Husband and wife have built a patented beauty accessory for customers with textured hair. Inspiring story of perseverance and innovation in entrepreneurship, their next step is building the beachhead into a brand that owns beauty products across multiple beauty markets.

Financials (VRB)

|Question|Notes|
|---|---|---|
|1. Fundraising Target? |$1070000|
|2. Fundraised So Far?|$129776|
|3. Pre-Money Valuation?|$5000000|
|4. Previous Year's Annual Revenue |$1997203|
|5. Previous Year's Annual Burn |~$186478|

Source

The 6 Calacanis Characteristics ("Sow Passion, Not easy mediocrity", or S2 P6 N18)

Criteria Yes/No
1. A startup that is based in SV? False: Marietta, GA
2. Has at least 2 founders? True: Two
3. Has product in the market? True:
4. 6 months of continuous user growth or 6 months of revenue? True: $829k in 2018 to $1.997m in 2019
5. Notable investors? False: Bootstrapped, compelling narrative navigating predatory finance system in the US
6. Post-funding, will have 18 months of runway? True: Profitable!
Source

The 7 Thiel Questions (Every Time Man Profits, Don't Dismiss Serendipity)

Question Score Notes
1. Engineering? 4 I myself am not the market, but checks out that the product is significantly better
2. Timing? 3 eCommerce, long tail, good time to solve deep pain points for more specific customer profiles
3. Monopoly? 2 Not the market, only hearing of it now. That said, I feel like this concept isn't strange to me/has surfaced before.
4. People? 4 Definitely right people. The only people asset you'd wish to take this to the next level are executives with CPG experience.
5. Distribution? 3 eCommerce! Also interesting partnerships with SallyBeauty.
6. Durability? 3 Patents are good, but not conclusive in defense.
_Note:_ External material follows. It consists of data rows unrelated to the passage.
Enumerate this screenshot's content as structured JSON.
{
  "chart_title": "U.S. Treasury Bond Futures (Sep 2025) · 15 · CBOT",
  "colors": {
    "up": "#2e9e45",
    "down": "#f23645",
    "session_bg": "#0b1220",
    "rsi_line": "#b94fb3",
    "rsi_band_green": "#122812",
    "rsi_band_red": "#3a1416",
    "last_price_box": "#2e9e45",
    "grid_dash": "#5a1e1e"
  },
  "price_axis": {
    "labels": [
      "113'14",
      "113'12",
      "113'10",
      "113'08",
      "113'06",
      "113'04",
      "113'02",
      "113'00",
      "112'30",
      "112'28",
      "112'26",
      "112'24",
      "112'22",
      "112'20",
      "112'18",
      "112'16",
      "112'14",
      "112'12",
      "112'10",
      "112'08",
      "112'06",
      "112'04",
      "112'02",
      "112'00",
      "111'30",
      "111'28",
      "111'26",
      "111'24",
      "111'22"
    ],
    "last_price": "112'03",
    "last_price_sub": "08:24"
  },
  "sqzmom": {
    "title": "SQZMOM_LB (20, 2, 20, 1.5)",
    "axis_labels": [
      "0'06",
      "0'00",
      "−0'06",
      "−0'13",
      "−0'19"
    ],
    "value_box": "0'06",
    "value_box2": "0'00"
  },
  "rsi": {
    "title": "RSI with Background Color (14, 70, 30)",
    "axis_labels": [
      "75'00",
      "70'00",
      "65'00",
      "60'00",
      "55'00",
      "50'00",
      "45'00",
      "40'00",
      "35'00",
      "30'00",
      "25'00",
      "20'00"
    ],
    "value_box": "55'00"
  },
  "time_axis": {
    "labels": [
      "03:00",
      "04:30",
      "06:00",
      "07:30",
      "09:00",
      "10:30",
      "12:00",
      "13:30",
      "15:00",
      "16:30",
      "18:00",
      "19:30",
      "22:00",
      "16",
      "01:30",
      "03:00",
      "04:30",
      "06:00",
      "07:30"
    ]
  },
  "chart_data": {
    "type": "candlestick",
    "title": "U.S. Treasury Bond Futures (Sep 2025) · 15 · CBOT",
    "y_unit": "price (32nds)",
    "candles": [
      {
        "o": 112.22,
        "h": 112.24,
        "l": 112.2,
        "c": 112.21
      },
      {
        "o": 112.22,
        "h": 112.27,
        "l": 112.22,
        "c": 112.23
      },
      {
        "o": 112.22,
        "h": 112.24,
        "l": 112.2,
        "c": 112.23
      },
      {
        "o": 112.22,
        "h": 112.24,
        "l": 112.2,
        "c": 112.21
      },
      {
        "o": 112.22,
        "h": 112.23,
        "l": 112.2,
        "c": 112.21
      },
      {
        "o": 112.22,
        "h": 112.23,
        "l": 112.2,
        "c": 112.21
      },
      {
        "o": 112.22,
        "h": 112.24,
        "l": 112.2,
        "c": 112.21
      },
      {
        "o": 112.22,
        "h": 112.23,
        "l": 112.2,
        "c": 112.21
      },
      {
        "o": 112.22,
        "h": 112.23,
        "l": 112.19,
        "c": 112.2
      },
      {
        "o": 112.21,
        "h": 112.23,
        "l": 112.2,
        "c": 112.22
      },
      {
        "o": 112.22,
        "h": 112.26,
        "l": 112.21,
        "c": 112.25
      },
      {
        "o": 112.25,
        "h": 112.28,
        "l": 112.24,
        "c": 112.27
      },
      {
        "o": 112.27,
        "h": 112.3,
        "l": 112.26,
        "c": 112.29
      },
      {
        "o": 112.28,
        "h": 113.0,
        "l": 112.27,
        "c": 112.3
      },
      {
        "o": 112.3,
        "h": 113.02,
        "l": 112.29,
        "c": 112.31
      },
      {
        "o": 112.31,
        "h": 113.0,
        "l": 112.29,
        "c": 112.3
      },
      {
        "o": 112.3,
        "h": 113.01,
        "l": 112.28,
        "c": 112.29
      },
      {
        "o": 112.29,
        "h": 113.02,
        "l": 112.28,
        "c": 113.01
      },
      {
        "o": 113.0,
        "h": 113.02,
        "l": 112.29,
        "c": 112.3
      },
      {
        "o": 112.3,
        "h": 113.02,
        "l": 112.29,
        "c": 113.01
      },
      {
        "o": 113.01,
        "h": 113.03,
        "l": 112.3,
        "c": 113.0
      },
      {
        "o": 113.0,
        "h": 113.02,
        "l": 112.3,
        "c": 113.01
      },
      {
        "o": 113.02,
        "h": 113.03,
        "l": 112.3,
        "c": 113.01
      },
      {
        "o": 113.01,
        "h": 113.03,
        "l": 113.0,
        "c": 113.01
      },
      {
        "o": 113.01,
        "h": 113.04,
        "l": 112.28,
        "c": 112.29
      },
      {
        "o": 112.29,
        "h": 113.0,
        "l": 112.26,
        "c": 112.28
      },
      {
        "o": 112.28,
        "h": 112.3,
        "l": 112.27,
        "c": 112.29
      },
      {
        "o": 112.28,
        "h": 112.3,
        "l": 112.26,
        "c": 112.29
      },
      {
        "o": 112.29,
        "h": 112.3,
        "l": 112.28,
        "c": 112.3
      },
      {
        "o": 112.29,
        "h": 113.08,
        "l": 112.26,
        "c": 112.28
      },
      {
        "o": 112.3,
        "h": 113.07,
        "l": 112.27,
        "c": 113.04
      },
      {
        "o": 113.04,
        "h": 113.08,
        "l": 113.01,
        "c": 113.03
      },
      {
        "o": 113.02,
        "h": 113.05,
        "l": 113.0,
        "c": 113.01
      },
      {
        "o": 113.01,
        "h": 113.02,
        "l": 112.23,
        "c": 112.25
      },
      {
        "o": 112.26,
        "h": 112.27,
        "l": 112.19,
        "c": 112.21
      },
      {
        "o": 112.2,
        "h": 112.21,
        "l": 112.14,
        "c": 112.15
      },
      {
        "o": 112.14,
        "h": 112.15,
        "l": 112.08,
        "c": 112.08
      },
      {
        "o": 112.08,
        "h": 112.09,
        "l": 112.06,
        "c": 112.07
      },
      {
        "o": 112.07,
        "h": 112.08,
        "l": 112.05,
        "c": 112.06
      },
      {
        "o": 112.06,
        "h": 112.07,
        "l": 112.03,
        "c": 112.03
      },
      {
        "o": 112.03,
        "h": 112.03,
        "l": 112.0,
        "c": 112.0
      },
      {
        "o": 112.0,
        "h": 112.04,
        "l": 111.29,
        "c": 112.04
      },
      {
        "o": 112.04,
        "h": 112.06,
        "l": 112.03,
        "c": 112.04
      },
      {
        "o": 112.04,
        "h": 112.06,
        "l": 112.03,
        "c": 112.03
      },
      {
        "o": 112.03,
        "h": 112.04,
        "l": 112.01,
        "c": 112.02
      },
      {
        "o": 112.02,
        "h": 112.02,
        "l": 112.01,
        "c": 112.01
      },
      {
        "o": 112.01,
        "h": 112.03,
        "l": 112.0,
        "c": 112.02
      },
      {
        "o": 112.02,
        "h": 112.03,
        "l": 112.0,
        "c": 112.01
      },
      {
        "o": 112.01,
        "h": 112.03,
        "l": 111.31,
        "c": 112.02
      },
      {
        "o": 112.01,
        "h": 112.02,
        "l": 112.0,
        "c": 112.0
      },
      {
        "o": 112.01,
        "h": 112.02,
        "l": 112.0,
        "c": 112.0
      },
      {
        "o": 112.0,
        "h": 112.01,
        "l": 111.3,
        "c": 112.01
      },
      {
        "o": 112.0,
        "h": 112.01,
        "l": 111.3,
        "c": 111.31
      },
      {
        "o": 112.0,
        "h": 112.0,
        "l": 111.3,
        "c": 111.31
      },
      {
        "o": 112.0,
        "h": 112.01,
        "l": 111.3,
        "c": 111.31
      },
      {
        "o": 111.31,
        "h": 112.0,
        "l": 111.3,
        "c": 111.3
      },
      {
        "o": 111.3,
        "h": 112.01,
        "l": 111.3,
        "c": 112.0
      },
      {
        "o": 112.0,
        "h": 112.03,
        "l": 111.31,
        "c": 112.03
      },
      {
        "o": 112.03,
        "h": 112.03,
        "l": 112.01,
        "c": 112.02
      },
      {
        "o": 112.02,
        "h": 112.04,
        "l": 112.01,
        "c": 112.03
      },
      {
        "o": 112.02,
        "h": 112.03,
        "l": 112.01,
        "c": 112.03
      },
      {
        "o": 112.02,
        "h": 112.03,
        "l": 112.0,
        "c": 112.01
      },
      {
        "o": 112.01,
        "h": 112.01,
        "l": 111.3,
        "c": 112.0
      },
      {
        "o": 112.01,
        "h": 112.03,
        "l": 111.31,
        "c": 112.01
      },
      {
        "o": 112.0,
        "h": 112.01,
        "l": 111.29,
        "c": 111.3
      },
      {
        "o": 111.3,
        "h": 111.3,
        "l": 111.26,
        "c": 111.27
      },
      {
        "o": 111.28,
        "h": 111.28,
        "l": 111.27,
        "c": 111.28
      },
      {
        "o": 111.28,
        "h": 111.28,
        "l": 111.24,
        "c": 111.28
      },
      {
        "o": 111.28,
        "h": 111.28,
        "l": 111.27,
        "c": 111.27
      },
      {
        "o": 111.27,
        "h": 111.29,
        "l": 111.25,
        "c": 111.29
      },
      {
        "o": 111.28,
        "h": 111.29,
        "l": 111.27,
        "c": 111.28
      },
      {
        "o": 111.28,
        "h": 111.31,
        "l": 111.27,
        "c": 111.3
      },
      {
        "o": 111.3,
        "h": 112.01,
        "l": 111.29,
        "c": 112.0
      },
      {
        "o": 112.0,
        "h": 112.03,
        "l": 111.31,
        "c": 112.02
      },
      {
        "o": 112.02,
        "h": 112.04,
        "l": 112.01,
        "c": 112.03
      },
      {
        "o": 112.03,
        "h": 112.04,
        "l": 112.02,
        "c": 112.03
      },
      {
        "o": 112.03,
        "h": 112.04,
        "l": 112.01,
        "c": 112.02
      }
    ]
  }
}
Company needs to build brand and develop more products.
7. Secret? 3 Textured hair products/beauty products for traditionally underserved markets is going to be an enormous growth market in the coming years.

What has to go right for the startup to return money on investment:

1. Grow revenue while maintaining good margins: at present, their profit margin is only 10%. To put it into perspective, at current valuation of $5m, every dollar invested if profits were divided into dividends would net $0.037, so a 3% return; 2. Expand into their customer class: PuffCuff needs to be the first product, with many more innovative solutions coming afterwards; 3. Identify competitive advantage against big beauty brands like L'Oreal, Amazon Prime Wardrobe, etc. and provide unique, non-substitutable products.

What the Risks Are

1. CPG: Not a space I generally invest in, but though eCommerce removes the barrier to entry, it makes competition more aggressive; 2. Costs of ongoing R&D: Not sure what the costs of developing new products is on a timeline; 3: CAC and LTV: How to build a profitable D2C relationship with consumer that allows for ongoing high margin relationship.

Bonus Muhan's Notes

Love hearing entrepreneurs be real with what it takes a business. It's an unforgiving world out there for many people.